Fig 8: Two-phase cooling server prototype (UNITO, E4, InQuattro)

#### **SWI** Results

Several activities have already been executed and planned involving the SW Lab.

- The organization of a cycle of periodic seminars from industrial partners to present industrial needs at UNITO: ENI (Bortot Feb 2023).
- The organization, together with CINI HPC-KTT lab, of an annual series of HPC summer schools for Ph.D. and early-stage researchers to be held annually in a different city. The first two editions are planned for Pavia (Jun 2023) and Trento (Jun 2024). The school in Pavia (<u>https://hpc-summer-school.unipv.it/</u>) just took place on the 12th-16th June (Fig. 9).
- Preliminary engagements to host the unfolding of industrial Proof-of-Concept projects (industrial research) with
  - Leonardo Company: cloud-HPC workflow management systems;
  - IntesaSanPaolo: Proof of concept software: Federated Learning for Finance;
  - iFAB: Proof of concept service: Federated Learning as a Service;
  - Sogei: DevOps cloud-HPC;

- ENI: Cross-Platform Full Waveform Inversion;
- Unipol: services provisioning and cloud-HPC workflow management system for the multi-spoke Hammon project.
- Partnership with local initiatives (sharing of office space and facilities)
  - CTE-NEXT <u>https://ctenext.it/</u> the house of emerging technologies (smart roads, urban air mobility, innovative urban services, 4.0 industry) that also acquired 3 professional teleconference systems for SWI lab.
  - ToMove (under negotiation) The "ToMove" project will create a Living Lab spread across the territory of the City of Turin focused on innovative solutions of cooperative, connected, and autonomous mobility, grafting and expanding the purposes and facilities of the ongoing initiatives.

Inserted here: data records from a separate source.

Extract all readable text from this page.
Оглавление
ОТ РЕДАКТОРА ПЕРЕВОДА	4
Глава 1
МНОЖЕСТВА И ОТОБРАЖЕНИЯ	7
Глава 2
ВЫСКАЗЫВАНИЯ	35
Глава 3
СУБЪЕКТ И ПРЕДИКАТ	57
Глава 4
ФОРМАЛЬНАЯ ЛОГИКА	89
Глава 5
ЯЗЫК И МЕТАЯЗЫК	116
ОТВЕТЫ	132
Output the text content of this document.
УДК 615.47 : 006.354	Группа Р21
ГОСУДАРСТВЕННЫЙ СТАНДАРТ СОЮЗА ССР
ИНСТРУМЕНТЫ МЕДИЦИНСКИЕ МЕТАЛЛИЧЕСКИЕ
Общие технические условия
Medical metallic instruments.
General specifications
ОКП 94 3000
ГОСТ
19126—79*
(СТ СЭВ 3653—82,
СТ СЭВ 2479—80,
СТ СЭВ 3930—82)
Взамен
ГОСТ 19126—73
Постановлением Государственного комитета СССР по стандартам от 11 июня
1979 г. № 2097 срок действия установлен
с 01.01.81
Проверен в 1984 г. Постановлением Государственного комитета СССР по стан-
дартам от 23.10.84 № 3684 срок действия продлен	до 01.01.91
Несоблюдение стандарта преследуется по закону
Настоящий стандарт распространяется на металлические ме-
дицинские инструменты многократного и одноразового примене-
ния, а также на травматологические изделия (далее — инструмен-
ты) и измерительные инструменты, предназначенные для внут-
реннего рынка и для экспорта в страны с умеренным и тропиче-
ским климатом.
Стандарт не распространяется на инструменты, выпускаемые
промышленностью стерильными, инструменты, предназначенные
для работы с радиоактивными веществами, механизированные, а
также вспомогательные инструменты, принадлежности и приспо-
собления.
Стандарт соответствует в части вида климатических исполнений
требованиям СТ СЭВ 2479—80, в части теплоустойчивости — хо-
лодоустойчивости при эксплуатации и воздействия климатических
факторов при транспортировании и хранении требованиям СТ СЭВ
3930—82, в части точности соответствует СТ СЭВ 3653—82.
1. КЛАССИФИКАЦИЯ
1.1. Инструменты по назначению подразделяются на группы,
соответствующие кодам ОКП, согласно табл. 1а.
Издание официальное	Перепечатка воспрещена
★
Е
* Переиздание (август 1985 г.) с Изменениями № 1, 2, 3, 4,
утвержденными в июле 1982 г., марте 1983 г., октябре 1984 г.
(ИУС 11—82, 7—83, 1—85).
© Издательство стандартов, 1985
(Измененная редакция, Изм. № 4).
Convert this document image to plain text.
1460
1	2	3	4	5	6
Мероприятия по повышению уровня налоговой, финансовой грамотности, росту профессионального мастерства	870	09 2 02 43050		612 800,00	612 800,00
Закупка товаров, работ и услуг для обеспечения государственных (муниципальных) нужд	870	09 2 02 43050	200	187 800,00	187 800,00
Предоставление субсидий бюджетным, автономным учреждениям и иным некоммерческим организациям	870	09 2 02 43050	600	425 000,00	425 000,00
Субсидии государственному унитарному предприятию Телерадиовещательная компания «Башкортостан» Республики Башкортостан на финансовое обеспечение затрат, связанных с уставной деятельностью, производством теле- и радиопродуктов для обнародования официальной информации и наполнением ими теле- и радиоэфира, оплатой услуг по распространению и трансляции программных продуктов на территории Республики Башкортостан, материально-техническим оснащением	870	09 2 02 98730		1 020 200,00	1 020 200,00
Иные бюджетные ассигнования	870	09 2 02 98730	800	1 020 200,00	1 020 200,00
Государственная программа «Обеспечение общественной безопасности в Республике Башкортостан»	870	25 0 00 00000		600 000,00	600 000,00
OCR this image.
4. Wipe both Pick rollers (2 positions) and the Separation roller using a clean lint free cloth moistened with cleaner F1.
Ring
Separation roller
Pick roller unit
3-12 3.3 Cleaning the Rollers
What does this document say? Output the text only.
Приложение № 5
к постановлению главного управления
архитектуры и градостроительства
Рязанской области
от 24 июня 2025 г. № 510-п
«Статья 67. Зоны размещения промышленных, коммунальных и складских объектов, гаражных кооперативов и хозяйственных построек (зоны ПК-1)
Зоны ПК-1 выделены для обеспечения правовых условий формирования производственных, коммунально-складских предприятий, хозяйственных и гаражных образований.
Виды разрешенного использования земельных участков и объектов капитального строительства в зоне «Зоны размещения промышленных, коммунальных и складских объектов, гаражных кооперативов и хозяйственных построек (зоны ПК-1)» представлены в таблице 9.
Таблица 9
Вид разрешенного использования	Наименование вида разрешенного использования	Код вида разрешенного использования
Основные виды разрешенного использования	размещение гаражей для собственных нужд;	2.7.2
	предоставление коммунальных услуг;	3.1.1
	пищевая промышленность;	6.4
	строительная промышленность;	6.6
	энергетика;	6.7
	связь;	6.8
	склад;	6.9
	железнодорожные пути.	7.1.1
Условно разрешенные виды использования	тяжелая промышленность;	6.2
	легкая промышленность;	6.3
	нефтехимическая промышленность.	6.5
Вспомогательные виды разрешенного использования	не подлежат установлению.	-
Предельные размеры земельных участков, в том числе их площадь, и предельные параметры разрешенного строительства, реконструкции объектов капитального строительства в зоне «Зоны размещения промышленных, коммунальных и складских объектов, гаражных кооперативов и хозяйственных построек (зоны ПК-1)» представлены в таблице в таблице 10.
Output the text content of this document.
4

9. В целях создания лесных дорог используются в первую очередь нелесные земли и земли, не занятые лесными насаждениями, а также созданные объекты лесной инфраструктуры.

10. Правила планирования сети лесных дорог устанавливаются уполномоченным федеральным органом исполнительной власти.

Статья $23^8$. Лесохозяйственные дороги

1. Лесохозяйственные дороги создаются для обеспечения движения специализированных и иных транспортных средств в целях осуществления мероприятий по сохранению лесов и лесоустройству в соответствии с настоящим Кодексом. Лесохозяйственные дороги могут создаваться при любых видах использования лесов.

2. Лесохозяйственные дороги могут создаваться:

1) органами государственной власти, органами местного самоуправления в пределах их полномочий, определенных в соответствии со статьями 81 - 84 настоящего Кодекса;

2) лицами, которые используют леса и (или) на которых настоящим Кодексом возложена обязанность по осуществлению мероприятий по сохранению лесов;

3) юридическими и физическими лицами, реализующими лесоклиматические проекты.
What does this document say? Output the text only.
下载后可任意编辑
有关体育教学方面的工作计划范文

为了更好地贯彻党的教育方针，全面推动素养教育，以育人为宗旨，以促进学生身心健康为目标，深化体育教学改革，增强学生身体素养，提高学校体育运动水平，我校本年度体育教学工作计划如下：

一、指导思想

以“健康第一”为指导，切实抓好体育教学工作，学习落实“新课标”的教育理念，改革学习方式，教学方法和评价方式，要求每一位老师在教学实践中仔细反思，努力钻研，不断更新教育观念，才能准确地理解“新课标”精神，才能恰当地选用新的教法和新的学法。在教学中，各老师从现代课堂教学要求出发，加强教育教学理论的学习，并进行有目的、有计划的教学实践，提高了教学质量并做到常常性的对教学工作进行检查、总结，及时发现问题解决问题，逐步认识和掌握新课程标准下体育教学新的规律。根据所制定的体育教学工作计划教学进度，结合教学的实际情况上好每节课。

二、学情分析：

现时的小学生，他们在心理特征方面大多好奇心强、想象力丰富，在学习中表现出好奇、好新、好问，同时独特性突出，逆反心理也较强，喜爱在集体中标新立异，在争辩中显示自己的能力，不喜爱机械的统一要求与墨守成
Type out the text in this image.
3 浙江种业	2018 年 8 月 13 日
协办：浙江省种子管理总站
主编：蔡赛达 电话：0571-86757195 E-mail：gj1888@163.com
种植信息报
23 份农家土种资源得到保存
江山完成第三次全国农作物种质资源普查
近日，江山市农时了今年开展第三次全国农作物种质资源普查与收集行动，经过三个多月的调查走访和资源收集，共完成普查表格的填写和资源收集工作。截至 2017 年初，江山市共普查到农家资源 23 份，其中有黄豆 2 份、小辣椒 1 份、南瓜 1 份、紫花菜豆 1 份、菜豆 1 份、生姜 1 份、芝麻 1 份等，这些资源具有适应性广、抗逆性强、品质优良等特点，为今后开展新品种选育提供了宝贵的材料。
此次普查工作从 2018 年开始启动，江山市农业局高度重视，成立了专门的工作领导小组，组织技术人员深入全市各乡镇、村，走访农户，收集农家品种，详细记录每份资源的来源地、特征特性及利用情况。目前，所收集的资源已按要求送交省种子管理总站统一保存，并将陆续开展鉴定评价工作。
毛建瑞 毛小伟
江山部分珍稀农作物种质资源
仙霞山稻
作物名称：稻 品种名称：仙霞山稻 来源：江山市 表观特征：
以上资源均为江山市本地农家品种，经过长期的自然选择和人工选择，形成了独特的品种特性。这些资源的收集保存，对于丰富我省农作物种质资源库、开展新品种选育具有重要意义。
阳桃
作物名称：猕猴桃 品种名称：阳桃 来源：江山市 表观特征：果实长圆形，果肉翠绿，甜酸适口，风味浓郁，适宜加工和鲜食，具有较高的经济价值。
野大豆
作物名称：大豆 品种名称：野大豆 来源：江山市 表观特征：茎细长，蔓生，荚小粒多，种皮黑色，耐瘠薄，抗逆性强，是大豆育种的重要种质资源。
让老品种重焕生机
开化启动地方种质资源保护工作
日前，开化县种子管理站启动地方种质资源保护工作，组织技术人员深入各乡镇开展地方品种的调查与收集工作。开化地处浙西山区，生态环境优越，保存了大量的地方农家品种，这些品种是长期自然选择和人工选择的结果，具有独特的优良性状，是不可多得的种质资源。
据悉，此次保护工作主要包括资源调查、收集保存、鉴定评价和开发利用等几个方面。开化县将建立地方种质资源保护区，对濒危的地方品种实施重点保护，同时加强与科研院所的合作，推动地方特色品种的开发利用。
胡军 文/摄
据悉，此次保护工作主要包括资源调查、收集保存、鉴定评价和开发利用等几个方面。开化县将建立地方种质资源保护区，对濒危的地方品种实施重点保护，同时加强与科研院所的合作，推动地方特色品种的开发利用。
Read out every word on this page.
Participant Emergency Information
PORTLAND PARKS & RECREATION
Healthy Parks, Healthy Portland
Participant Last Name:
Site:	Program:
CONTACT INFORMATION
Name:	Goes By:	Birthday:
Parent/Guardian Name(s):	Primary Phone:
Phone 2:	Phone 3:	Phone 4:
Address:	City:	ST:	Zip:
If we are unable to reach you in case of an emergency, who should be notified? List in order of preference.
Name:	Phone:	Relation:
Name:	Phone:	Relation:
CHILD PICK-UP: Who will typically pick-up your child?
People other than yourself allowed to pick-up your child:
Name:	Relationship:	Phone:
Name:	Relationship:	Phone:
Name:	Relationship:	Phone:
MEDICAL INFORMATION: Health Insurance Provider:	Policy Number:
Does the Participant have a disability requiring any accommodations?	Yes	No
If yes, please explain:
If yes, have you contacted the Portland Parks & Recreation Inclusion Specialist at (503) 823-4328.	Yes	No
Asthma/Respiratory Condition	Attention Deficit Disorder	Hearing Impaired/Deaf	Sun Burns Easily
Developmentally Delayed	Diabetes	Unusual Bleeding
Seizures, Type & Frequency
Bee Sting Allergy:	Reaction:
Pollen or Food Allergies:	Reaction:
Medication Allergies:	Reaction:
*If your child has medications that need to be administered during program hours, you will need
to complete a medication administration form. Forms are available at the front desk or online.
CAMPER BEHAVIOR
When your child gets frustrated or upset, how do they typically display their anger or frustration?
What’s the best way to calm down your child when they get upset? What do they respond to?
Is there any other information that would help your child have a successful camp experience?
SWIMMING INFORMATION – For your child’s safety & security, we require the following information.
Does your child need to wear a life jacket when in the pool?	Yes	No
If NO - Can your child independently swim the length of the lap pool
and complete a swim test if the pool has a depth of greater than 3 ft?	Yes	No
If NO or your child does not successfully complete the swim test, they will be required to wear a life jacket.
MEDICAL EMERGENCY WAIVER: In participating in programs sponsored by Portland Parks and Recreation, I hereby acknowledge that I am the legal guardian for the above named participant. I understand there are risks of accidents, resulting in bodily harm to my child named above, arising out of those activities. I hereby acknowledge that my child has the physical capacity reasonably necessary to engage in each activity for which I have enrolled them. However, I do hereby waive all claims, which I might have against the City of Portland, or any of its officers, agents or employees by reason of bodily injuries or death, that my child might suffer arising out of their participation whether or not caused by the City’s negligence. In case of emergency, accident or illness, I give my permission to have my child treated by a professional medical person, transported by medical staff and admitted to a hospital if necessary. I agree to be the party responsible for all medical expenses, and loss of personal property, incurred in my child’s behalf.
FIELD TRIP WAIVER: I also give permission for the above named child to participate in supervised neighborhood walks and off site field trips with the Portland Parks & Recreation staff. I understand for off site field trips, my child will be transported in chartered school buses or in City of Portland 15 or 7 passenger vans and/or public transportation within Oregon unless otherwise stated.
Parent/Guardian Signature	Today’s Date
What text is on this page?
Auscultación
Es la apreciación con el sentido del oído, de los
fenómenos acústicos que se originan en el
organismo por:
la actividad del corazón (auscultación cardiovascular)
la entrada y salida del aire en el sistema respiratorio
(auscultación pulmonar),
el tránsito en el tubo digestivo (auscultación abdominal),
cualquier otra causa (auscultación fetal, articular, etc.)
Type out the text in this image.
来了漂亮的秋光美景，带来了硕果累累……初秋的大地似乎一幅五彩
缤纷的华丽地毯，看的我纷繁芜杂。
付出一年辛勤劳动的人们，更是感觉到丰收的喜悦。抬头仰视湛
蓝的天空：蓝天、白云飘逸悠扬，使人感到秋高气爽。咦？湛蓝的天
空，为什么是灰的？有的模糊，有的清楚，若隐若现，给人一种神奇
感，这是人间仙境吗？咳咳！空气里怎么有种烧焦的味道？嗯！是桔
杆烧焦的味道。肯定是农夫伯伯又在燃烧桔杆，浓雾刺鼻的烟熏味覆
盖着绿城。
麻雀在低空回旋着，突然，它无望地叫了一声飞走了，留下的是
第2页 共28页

Fig. 9 – Pictures from the Summer School in Pavia

#### EuroHPC JU project coordination meeting

As already stated, the SWI premises hosted on from 5th to 7th June the ADMIRE project General Assembly and the EuroHPC cross-projects coordination and integration meeting participated by all the EuroHPC project of the call 2019 (40 attendees) <u>https://alpha.di.unito.it/eurohpc-meeting-2023/</u>. (Fig. 10a-10b)



Fig. 10a – EuroHPC coordination meeting moments



Fig. 10b – EuroHPC coordination meeting moments

## HWS & SWI coordination

SWI and HWS started a scientific collaboration on Machine Learning and Federated Learning for emerging architectures, including RISC-V and RISC-V acc. The collaboration stimulated the production of the first public porting of the Pytorch and OpenFL framework on RISC-V (made at SWI) and the experimentation on Monte Cimone RISC-V cluster (made at HWS). From the activity of the two labs, we derived several papers, some currently under peer review and others already accepted in main conferences, which are listed in the flagship technical deliverables. The join activity of the two labs have been presented (poster and/or talk) in a number of venues including:

- 1. HiPEAC 2023, Jan 2023, Toulouse, France
- 2. EuroHPC summit week 2023, Mar 2023, Gothenburg, Sweden
- 3. ACM Computing Frontiers 2023, May 2023, Bologna, Italy
- 4. EuroHPC project coordination meeting 2023, Jun 2023, Torino, Italy
- 5. RISC-V Summit Europe 2023, Jun 2023, Barcelona, Spain
- 6. 1st CINI HPC-KTT National Summer School, Jun 2023, Pavia, Italy

No deviations are currently envisaged.